Thessaloniki, Greece (AP)-Greece on Sunday slammed a new tax on real estate connect a 2011 budget hole, please international creditors and secure a new loan tranche as key concerns mounted in Europe throughout its euro-zone members.
Inspectors from the EU and the IMF are due in Athens this week to hear how the Government intend to overcome delays and lost before approving budget targets a portion of 8 billion of its rescue of 110 billion, key to the survival of Greece.
Finance Minister Evangelos Venizelos, said the Cabinet agreed the measure to raise about 2 billion missing from government coffers and to achieve the objective of the 2011 budget deficit, estimated at around 8.1%.
"It is the only measure that can be applied immediately and produce results quickly because it does not depend on the tax collection mechanism," he told reporters, adding that the tax would be charged through electricity bills.
Prime Minister George Papandreou, who chaired the informal cabinet meeting in Thessaloniki on Sunday, said in a speech late Saturday night, he was determined to do whatever it takes to save Greece from bankruptcy and keep it in the euro.
He was answering renewed talk in capitals of Greece will meet the bailout plan and stay in euro block may be wavering.
EU inspectors and IMF repeatedly said Greece to avoid more tax measures suffocating economy and concentrate on structural reforms and spending cuts, including shrinking the public sector large and inefficient.

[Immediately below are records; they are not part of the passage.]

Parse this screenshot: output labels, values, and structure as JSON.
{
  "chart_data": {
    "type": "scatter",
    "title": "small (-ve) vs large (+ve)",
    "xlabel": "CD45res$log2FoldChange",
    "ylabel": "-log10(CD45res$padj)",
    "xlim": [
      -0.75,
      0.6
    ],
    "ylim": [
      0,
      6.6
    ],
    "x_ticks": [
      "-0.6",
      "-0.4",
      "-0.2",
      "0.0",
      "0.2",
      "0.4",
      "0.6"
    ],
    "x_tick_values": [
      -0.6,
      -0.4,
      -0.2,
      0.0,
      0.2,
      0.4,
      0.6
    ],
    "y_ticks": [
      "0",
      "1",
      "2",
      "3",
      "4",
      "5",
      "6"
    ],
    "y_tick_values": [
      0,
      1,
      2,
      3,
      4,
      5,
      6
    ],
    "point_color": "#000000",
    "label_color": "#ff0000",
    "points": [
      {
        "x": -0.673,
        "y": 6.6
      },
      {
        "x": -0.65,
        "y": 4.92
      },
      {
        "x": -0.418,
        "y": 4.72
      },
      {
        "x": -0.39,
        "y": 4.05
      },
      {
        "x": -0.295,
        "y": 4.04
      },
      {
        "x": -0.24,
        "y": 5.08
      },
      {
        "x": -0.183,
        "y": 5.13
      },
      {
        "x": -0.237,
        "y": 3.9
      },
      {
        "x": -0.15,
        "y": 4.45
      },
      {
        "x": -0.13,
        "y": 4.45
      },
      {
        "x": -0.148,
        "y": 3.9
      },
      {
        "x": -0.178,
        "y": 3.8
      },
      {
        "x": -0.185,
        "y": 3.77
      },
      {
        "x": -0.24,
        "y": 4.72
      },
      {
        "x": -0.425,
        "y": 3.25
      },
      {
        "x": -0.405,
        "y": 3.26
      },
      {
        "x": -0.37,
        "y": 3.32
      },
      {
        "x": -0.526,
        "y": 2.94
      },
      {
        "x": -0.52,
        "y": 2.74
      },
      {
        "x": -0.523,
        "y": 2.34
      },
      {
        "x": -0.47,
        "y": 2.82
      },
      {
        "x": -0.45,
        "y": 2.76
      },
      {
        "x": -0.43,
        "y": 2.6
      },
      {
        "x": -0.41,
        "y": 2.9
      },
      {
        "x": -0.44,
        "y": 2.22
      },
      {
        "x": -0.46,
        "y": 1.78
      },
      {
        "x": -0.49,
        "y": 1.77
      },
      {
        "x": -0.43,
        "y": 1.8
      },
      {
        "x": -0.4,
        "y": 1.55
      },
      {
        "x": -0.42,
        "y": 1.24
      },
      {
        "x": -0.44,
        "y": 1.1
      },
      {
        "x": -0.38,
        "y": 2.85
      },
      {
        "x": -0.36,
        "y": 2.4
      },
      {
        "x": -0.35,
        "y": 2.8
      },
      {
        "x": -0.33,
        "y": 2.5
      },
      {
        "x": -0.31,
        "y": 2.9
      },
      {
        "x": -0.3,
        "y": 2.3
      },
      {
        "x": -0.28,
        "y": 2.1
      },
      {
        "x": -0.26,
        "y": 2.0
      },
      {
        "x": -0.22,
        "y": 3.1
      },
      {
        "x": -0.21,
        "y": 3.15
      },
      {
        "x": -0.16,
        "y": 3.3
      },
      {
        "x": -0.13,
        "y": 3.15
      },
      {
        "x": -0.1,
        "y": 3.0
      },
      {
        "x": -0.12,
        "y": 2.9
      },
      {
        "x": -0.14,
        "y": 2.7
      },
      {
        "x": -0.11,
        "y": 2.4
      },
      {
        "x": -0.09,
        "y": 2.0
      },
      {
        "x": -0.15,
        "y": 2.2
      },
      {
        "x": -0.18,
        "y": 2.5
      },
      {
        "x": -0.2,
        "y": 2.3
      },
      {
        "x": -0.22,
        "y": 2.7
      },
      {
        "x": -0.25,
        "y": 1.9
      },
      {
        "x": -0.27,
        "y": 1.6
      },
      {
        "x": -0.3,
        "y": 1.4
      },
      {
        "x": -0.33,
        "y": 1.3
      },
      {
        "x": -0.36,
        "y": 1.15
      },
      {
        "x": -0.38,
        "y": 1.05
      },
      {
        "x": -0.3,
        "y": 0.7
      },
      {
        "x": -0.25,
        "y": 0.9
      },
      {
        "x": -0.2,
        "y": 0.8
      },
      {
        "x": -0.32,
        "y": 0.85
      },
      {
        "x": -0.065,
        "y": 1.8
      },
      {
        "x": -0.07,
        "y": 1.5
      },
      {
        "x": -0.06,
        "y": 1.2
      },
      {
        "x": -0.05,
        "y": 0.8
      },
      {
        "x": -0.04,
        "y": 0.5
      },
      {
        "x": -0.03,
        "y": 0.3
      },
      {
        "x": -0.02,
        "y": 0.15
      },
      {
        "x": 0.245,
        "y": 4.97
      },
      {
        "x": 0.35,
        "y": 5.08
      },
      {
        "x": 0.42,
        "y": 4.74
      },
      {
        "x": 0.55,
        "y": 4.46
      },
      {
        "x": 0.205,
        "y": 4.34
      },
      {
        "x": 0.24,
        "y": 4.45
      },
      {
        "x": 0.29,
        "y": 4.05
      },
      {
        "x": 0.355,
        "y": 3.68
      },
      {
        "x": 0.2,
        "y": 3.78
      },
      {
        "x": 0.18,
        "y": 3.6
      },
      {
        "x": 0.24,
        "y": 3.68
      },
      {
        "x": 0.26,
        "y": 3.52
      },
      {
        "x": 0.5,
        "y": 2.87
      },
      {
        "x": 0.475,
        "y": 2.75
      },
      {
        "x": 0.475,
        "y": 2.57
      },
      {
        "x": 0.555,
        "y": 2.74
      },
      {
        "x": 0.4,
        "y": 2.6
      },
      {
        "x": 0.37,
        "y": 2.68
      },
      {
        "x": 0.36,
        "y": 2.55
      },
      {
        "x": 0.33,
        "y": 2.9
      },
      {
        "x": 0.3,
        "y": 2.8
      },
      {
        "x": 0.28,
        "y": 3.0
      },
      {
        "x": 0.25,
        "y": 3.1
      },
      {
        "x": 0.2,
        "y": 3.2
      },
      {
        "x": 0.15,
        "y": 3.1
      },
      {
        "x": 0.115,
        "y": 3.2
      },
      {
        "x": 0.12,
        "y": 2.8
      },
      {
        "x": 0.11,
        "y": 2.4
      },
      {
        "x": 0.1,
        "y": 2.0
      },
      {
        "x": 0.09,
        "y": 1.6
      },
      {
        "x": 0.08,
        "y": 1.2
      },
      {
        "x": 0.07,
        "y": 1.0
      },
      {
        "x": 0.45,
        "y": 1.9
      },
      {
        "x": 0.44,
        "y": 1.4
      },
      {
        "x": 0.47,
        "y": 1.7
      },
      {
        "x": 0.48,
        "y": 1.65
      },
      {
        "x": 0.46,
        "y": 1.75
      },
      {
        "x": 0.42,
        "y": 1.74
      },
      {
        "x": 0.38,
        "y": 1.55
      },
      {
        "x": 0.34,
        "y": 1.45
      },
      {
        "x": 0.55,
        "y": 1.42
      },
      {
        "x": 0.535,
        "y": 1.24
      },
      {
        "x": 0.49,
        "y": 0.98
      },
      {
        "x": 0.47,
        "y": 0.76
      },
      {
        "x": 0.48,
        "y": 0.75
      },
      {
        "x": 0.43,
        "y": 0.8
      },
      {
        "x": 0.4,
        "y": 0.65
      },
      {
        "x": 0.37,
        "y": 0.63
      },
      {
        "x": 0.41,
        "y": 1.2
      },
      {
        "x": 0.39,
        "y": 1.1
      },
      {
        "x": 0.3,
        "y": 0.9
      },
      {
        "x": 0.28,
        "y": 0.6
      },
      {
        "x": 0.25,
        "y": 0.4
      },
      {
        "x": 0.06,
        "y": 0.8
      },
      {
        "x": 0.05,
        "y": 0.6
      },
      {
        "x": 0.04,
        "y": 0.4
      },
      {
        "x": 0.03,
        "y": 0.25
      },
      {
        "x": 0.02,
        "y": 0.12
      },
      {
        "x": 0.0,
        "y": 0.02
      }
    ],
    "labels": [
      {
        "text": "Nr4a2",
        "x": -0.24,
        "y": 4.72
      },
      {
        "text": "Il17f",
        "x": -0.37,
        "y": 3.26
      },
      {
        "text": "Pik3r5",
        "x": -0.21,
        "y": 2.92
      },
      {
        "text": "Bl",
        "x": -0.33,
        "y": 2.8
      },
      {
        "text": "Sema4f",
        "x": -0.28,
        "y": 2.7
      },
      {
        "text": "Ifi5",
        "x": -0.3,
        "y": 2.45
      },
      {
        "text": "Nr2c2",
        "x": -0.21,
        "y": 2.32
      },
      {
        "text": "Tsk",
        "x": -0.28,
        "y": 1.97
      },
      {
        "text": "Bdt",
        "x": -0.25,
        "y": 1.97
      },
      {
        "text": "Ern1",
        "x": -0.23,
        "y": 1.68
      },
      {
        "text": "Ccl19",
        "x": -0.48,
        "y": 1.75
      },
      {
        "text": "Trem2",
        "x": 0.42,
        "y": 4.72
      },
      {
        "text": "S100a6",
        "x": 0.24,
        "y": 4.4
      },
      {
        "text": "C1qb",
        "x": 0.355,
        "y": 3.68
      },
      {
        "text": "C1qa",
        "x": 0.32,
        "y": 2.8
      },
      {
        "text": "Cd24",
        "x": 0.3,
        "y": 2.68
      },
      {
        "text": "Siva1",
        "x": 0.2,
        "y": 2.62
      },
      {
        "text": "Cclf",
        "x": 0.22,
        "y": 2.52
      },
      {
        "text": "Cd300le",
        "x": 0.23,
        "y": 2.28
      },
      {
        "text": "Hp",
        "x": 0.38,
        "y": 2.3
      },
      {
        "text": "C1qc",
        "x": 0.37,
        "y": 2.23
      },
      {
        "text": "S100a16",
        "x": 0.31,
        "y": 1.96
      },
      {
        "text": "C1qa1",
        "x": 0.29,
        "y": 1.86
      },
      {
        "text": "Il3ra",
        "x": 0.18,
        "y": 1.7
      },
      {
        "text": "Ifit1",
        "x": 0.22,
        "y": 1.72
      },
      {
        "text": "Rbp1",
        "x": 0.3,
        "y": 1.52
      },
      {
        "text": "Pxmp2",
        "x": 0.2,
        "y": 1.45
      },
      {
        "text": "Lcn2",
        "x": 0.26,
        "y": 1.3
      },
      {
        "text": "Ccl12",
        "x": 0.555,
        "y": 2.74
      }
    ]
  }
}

Yannis Revithis, head of the Association of Realtors in Athens, "property of taxation is the easiest solution for the revenue," said the Greek TV. "But the real estate market cannot accommodate any more taxes".
The tax will vary between half and 10 euros per square metre of construction and will be in force for two years, said Venizelos.
Inspectors, known as the troika, interrupted a visit on day 2 of September, after a row over the size of the deficit and cause. Athens blamed it on a larger than expected recession and Venizelos said on Sunday the economy would shrink by about 5.3 percent this year.
But the troika said it was only a small part of the reason and called for urgent steps in privatisation, shutting down the State organizations and reducing the number of civil servants.